Teleport Cluster Version Upgrade Testing Pipeline
| Created | State | Summary |
|---|---|---|
| 2026-01-21 | review | Establish an automated testing pipeline to validate Teleport cluster version upgrades before applying to production. Deploy an ephemeral Teleport cluster with the current production version, connect ephemeral MCs, validate connectivity, upgrade to the target version, and re-validate. |
Problem statement
Giant Swarm operates two Teleport clusters (prod and test) that provide secure access to all Management Clusters. Upgrading Teleport versions is currently a high-risk operation because:
- No pre-production validation: We cannot test upgrades against real MC connectivity patterns before applying to production
- Version compatibility unknowns: The compatibility between Teleport server, tbot, and teleport-kube-agent versions is not systematically validated
- Rollback complexity: A failed upgrade in production affects all MC access, and rollback may not restore all connection state
- Manual process: Upgrades require manual coordination and testing, leading to delayed version adoption
Current state
Teleport infrastructure components:
| Component | Location | Purpose |
|---|---|---|
| Teleport Cluster | teleport-fleet | Central Teleport server (prod & test instances) |
| teleport-tbot | teleport-fleet | Bot authentication for CI/monitoring |
| teleport-operator | teleport-operator | Runs on MCs, manages Teleport integration |
| teleport-kube-agent (MC) | teleport-kube-agent | Registers Teleport clusters & apps |
Note: The upgrade testing pipeline will deploy the current production version first, then upgrade to a target version to validate the upgrade path.

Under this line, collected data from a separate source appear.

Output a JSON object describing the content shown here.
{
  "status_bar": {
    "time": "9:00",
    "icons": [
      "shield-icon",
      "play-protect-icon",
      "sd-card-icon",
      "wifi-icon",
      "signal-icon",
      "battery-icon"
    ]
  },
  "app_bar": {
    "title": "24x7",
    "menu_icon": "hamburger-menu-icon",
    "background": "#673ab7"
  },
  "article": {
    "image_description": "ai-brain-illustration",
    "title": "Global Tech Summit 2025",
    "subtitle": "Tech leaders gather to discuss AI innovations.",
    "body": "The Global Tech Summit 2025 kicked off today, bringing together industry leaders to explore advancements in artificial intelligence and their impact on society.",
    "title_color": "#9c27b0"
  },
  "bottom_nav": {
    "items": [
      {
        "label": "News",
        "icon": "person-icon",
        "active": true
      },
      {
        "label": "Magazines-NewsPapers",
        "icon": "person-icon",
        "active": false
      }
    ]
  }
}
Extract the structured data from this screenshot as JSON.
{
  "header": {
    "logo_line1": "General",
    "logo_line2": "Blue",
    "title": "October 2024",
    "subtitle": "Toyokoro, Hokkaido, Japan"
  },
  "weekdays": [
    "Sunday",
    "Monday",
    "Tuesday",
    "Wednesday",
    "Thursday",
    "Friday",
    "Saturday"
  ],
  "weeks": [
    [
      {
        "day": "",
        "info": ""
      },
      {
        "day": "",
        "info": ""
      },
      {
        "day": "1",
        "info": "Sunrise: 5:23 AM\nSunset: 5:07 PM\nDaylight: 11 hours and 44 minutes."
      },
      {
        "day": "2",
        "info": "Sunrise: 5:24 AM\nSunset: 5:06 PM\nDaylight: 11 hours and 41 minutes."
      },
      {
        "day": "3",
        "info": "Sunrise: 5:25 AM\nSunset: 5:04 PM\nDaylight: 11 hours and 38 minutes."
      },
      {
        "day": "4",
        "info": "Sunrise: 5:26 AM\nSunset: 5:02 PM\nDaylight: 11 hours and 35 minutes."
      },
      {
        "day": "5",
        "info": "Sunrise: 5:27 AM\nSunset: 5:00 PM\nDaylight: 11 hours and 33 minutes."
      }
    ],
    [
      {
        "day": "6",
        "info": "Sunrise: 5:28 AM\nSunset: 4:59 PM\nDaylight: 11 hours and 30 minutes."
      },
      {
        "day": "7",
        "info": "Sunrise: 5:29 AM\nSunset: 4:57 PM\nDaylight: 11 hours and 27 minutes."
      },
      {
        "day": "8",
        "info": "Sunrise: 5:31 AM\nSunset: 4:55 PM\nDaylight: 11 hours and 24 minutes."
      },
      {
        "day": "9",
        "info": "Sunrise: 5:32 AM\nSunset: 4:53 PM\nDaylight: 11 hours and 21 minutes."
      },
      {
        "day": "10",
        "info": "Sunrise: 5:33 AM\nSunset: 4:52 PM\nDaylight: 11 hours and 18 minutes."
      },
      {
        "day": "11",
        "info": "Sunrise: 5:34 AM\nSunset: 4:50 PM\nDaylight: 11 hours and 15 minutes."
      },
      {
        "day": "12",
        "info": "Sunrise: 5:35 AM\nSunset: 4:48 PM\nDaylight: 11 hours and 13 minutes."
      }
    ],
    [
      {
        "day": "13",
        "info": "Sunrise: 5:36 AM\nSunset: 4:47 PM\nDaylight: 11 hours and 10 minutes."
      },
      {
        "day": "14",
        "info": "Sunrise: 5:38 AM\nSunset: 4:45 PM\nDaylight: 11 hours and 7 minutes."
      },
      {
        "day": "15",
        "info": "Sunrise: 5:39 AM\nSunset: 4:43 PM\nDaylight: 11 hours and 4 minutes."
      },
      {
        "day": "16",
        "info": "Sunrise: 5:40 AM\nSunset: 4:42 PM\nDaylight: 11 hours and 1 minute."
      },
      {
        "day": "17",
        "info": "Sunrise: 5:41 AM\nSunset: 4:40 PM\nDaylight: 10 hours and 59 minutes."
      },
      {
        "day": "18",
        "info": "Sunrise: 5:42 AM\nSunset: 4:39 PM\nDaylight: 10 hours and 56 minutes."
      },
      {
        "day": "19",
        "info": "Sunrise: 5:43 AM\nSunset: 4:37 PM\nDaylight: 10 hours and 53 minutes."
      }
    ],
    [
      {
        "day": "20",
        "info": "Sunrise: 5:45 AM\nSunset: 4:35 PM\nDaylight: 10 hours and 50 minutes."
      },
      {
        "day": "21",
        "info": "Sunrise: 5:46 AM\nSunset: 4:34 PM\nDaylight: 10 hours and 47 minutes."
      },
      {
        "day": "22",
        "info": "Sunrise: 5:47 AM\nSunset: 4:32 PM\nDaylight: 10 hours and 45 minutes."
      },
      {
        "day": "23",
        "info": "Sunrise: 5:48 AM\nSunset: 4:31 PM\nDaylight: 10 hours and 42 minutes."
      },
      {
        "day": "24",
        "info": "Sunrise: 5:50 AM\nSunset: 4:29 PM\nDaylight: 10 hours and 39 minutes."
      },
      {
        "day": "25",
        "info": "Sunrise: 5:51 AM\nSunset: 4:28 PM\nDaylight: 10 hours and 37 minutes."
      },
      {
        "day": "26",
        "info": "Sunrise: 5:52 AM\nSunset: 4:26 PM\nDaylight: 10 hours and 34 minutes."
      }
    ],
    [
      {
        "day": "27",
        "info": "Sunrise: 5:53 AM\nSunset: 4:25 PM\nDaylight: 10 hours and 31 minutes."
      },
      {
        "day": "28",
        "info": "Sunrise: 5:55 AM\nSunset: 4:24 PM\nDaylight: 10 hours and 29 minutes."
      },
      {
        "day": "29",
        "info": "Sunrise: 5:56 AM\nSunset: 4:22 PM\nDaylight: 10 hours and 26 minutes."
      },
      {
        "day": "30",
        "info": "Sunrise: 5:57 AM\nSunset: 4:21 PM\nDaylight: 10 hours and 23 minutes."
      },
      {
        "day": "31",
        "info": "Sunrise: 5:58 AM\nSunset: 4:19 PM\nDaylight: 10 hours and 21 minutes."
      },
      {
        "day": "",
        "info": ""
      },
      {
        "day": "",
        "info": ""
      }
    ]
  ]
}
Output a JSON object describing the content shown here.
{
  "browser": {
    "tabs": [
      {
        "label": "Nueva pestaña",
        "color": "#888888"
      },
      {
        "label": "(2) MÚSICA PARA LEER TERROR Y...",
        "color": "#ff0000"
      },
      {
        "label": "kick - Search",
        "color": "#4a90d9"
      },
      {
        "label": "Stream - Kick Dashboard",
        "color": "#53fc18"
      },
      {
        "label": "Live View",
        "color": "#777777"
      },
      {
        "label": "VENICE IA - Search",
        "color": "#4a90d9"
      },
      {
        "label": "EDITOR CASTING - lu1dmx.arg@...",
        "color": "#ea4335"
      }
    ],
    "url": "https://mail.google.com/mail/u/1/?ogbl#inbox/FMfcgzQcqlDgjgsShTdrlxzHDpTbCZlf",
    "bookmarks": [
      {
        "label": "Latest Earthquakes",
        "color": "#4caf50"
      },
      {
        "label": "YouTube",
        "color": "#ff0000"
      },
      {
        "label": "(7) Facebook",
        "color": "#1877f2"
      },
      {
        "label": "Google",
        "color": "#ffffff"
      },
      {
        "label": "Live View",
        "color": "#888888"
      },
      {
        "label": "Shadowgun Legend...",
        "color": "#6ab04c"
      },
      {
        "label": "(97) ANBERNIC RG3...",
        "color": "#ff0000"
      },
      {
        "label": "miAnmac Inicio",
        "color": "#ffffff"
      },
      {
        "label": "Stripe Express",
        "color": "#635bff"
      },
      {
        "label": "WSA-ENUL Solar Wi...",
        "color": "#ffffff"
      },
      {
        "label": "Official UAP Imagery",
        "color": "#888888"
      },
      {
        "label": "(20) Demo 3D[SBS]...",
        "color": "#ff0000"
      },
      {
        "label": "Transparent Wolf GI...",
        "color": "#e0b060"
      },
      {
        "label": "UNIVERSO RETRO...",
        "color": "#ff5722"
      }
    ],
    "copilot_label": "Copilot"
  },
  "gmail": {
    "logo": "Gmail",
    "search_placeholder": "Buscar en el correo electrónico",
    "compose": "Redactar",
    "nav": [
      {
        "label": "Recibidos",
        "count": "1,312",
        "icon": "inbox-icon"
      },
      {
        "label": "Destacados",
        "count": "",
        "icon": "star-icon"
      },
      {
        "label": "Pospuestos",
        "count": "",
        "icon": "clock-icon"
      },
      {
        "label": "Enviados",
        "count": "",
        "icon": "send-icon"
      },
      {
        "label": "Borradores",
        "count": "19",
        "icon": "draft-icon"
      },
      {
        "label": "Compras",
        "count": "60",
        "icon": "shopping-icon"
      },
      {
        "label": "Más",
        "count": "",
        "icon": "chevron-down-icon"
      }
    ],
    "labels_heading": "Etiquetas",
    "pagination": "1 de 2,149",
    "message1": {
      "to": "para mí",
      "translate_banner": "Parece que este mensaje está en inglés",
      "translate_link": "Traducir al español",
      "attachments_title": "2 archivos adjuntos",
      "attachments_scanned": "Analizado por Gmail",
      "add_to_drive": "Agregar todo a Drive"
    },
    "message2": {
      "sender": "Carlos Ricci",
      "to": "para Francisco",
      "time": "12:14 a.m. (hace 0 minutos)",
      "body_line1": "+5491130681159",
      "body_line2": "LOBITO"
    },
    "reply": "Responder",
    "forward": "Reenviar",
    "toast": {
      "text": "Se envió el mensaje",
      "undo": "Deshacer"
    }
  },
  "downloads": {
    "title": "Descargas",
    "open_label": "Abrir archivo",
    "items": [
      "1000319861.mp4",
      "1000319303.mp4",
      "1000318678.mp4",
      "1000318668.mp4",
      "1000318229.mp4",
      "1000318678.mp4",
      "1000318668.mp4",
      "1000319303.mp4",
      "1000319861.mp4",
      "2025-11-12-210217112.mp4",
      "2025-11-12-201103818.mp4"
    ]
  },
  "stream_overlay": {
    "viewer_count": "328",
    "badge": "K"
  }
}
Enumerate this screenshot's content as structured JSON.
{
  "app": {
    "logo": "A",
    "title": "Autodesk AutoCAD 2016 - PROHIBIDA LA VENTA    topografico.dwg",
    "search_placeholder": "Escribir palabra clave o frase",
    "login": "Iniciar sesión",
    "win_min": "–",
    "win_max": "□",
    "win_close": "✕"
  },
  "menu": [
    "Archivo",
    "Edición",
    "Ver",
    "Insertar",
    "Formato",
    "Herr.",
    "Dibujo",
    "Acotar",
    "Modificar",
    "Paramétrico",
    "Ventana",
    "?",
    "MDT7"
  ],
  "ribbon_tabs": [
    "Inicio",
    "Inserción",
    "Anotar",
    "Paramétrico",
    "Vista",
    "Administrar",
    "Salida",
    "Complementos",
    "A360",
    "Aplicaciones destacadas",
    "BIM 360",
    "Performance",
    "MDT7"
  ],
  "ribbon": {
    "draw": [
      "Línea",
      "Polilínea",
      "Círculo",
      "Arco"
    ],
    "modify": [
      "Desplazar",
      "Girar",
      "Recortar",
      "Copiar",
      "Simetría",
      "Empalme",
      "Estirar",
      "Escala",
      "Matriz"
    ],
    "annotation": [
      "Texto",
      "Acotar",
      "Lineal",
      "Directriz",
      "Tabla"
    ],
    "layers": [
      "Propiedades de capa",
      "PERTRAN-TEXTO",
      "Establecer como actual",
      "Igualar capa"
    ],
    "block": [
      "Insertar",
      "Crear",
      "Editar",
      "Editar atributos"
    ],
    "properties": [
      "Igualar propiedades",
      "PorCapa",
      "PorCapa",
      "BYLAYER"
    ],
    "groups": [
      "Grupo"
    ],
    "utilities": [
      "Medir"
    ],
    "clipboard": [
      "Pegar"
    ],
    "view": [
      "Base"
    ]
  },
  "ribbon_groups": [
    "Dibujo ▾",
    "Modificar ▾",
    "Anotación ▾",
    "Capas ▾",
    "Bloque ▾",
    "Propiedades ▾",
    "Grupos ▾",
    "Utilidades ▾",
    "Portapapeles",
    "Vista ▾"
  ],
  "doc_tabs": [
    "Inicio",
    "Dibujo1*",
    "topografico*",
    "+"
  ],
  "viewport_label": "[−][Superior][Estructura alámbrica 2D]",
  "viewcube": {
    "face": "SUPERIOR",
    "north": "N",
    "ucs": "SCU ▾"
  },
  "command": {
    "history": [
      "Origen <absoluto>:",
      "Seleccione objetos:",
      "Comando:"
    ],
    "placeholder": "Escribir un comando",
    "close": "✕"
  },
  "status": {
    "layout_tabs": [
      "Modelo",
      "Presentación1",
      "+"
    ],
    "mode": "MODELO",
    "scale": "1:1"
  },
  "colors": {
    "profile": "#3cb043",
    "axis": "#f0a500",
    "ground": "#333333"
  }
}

Note: The teleport-operator is a key component that runs on Management Clusters. It:
- Watches for Cluster CRs and registers them with Teleport
- Deploys
teleport-kube-agentto clusters - Uses its own tbot for authenticating to Teleport
- Configured via
teleport.proxyAddrto point to the Teleport cluster
The existing test Teleport cluster cannot be used for upgrade testing because:
- It serves real ephemeral MCs during CI runs
- Upgrading it would disrupt ongoing CI pipelines
- It needs to remain stable as a baseline
Impact of not solving
- Delayed adoption of Teleport security patches and features
- Risk of production incidents during upgrades
- Reduced confidence in upgrade process leading to version drift
- Potential compliance issues from running outdated versions
Decision maker
Team Shield
Deadline
Q2 2026
Who is affected / stakeholders
- Team Shield: Owns Teleport infrastructure, teleport-operator, teleport-kube-agent
- Team Tenet: Owns Tekton CI pipelines
- All teams using Teleport
Repositories involved
- giantswarm/teleport-fleet - Teleport cluster infrastructure (Terraform, Helm)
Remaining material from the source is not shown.